Appeler cela une grève ou un boycottage n’a aucune importance, mais un fait demeure: sécher ses cours en protestation contre une décision de l’institution ou pour manifester un appui collectif à une cause sociale fait partie de l’expérience étudiante en Occident depuis... 786 ans.
Mars 1229
La première grève étudiante documentée a débuté à l’Université de Paris, le 27 mars 1229. Elle a été déclenchée par une émeute pendant la semaine de «relâche». La répression fut terrible et des étudiants ont perdu la vie. La grève a duré deux ans. En bout de course, les étudiants ont obtenu gain de cause, soit s’affranchir du contrôle de l’Église.
Toutefois, ils ont appris que sortir victorieux d’un conflit ne garantit aucunement qu’il n’y aura pas un prix à payer. Les universités d’Oxford et de Cambridge en Angleterre ont profité de cette longue grève pour prendre de l’expansion et augmenter leur prestige, au détriment de Paris. Et la grève a mis le Quartier latin à genoux.
Mars 1958
Ce n’est pas d’hier que les étudiants québécois font la grève. La première aurait eu lieu en 1958, sous le régime Duplessis, quand les étudiants des universités de Montréal, Laval, McGill, Bishop’s et Sir George Williams (aujourd’hui Concordia) sont descendus dans la rue pour revendiquer... la gratuité scolaire!
Or, faire la grève, c’est comme faire la guerre : il faut garder la tête froide
Depuis, le Québec a connu une dizaine de conflits étudiants majeurs, plus les petites grèves locales et ponctuelles.
Qui, parmi mes collègues qui doutent du droit de grève pour les étudiants, n’a pas été membre d’une association étudiante militante, fait la grève ou tout au moins applaudi les grands mouvements étudiants comme mai 68 en France qui a changé le cours de l’histoire?

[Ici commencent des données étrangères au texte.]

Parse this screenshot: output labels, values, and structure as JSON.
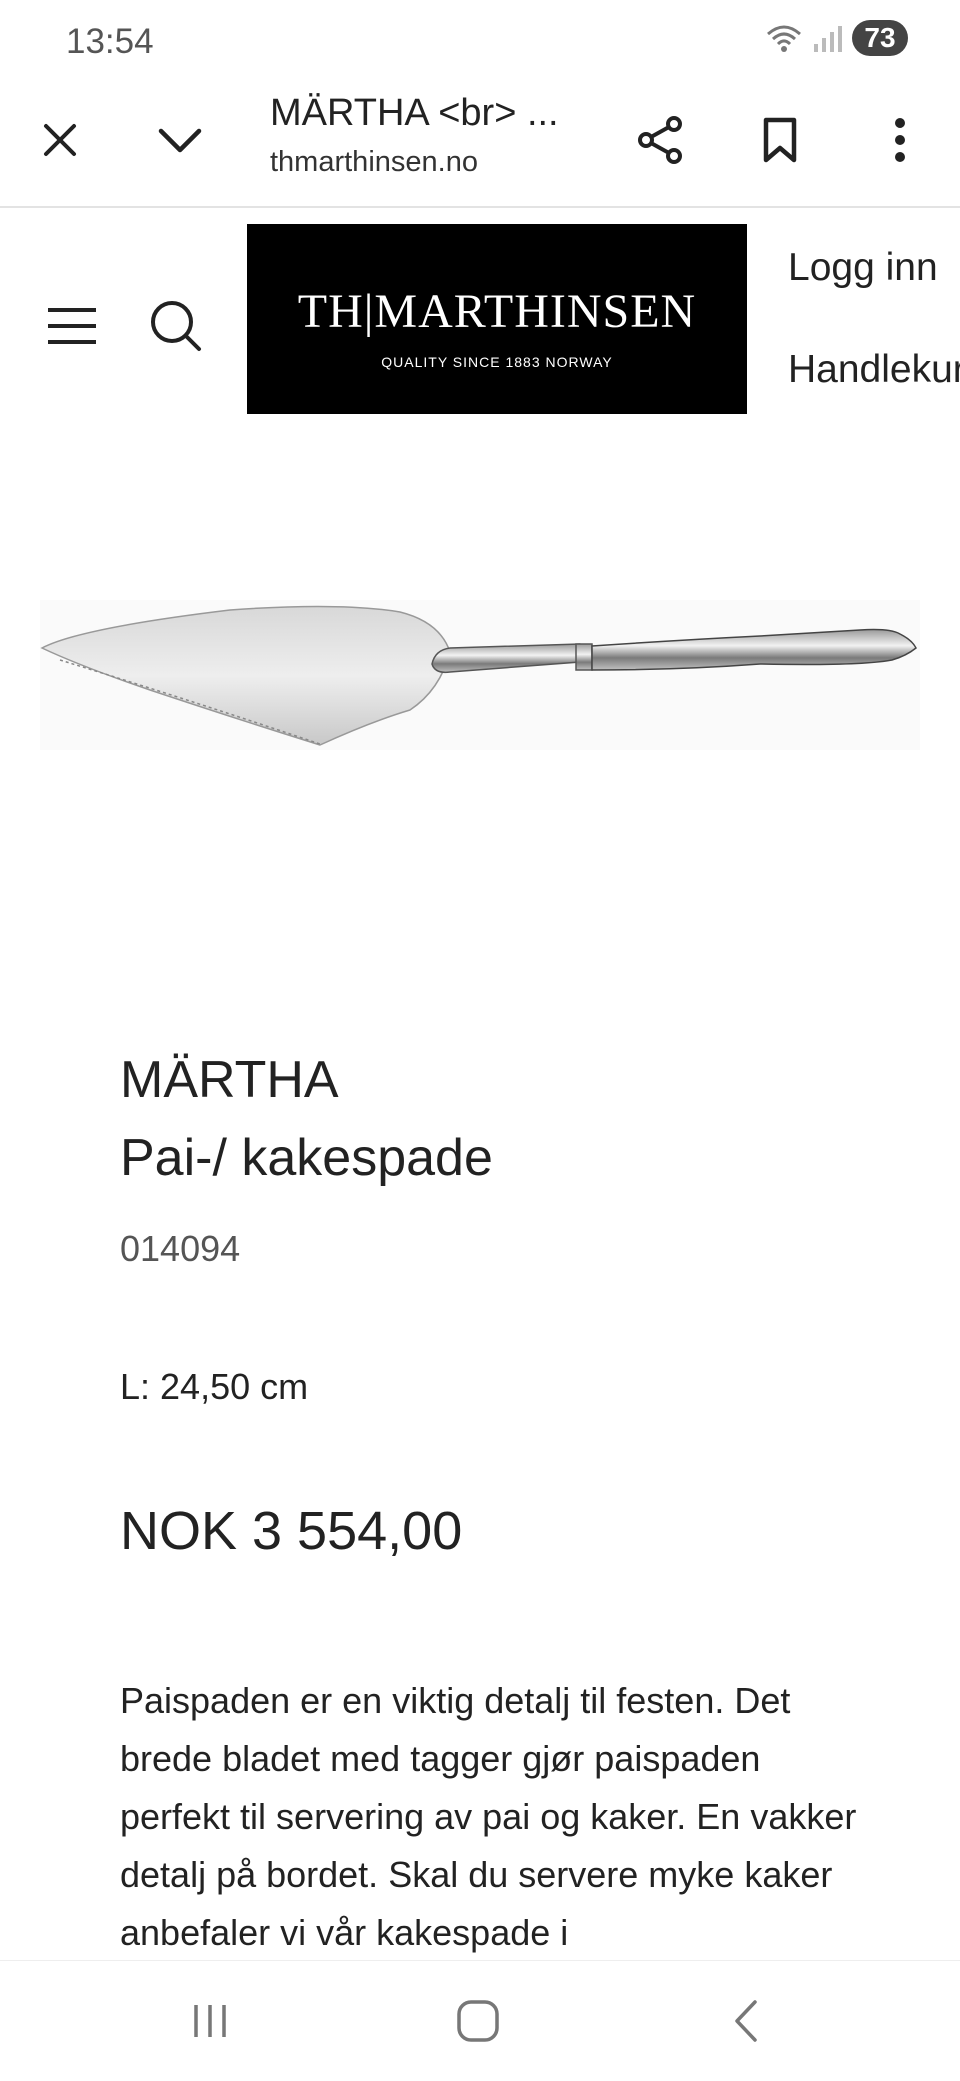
{
  "status_bar": {
    "time": "13:54",
    "battery": "73"
  },
  "browser": {
    "title": "MÄRTHA <br> ...",
    "url": "thmarthinsen.no"
  },
  "site": {
    "logo_name": "TH|MARTHINSEN",
    "logo_tagline": "QUALITY SINCE 1883  NORWAY",
    "login": "Logg inn",
    "cart": "Handlekurv"
  },
  "product": {
    "brand": "MÄRTHA",
    "name": "Pai-/ kakespade",
    "sku": "014094",
    "dimension": "L: 24,50 cm",
    "price": "NOK 3 554,00",
    "description": "Paispaden er en viktig detalj til festen. Det brede bladet med tagger gjør paispaden perfekt til servering av pai og kaker. En vakker detalj på bordet. Skal du servere myke kaker anbefaler vi vår kakespade i"
  }
}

Pour ma part, je réponds oui à toutes ces questions. Et en 2012, j’étais contre la cause, pas contre la grève.
Si on ne rêve pas de révolution quand on est jeune, quand le fera-t-on? Il y a une date de péremption sur les t-shirts de Che Guevara.
Mars 2015
Des militants anti-austérité et anti-hydrocarbures rêvent de recréer les conditions gagnantes du printemps érable. Mais cette fois, les centrales syndicales et deux des trois grands syndicats étudiants sont restés à l’écart. Seule l’ASSÉ s’agite sur le bitume, appuyée par des groupuscules anarchistes-communistes-révolutionnaires plus intéressés à foutre le bordel qu’à trouver des compromis.
Or, faire la grève, c’est comme faire la guerre: il faut garder la tête froide, bien expliquer les enjeux, s’organiser nickel. Et avoir une stratégie de sortie.
Les imposteurs dans la rue usurpent le droit de grève des étudiants pour, dans leur délire, renverser le capitalisme. Ce détournement de légitimité entache l’esprit des mouvements étudiants.
Parmi les excités cagoulés qui s’approprient la rue ces jours-ci, combien sont inscrits dans une maison d’enseignement?
Oui, la grève chez les étudiants est un droit acquis, mais il doit être traité avec respect. Et préférablement balisé.